As a health-care advocate and seniors' advocate for many years, and as a community volunteer, I agree with Mr. Kube completely when he says we presently have a hodge-podge of approaches when what we really need is a "comprehensive coordinated approach." And I also believe that we can learn a great deal from other countries that face similar challenges.
One model that is definitely worth examining is the Danish model of integrated community care services for seniors - a model in which home sup-port services, home nursing, outreach programs, assisting living, long-term care and hospital care are effectively coordinated. Seniors have access to a wide variety of home support services according to each person's specific and changing needs - which are continually assessed by a team of health-care and service providers.
Yes, this does involve greater investment in home support, home nursing and outreach programs than we make here in B.C. But Danes with whom I have spoken, as well as health policy experts and seniors' advocates in B.C. and across Canada, all agree that it is an investment well worth making. Why?
First of all, these programs really do allow seniors to live independently longer and enjoy a better quality of life. Secondly, such programs are critical to preventive health care, that is, to not simply treating illness and disease - but working actively to prevent them.
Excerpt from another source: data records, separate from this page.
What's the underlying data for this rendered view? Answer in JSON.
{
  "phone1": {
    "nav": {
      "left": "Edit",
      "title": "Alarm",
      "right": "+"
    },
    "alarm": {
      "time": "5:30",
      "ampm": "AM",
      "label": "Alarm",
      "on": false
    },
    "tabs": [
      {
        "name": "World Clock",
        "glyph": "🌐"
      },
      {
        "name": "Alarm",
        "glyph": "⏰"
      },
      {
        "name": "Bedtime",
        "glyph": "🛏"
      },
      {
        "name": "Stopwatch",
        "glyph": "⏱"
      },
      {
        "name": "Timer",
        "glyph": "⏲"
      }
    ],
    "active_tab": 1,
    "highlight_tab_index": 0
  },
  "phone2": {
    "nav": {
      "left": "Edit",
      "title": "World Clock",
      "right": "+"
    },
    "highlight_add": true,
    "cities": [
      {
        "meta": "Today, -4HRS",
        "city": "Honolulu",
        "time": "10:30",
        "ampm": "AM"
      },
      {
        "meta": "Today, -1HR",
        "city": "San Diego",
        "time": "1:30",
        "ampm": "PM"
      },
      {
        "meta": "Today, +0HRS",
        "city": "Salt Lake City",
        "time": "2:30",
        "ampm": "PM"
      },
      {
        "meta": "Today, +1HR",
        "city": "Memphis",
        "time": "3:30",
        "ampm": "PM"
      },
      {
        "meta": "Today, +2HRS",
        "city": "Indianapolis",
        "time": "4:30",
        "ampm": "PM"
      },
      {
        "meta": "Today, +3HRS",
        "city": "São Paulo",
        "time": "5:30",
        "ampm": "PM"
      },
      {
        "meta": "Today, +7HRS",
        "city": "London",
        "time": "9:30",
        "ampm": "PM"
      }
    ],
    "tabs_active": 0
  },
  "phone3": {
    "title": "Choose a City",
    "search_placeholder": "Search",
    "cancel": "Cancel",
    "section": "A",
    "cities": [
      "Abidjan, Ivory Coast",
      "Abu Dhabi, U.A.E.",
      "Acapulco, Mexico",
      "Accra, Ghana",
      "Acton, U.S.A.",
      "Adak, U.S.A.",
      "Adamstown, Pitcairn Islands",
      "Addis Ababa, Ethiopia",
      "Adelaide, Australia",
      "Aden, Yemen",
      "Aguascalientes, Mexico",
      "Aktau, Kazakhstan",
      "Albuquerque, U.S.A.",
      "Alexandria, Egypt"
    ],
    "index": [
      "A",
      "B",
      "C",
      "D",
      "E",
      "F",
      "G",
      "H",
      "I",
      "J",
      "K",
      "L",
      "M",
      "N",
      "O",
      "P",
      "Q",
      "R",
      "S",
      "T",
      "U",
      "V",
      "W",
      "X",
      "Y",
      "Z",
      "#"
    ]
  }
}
And, thirdly, and very importantly, they are cost-effective.
I will be visiting Denmark later this month for a family reunion. (Yes, I must confess at this point that I was indeed born in the country of which I speak!) And I plan to spend some time in Denmark learning first-hand about its system of "integrated community care."
I know how positive my relatives are about the ongoing and critically important support that's been provided to their aging parents - and how important those supports are to the family as a whole. But I also want to take the opportunity to meet personally with health-care organizations and health-care providers to understand better how these programs actually work.
Because, as Art Kube said so eloquently in his letter, seniors are "still alive, still as active as (they) can be, still anxious to build a better province." And we should treat them as an asset - not a liability. It's the very least that they deserve!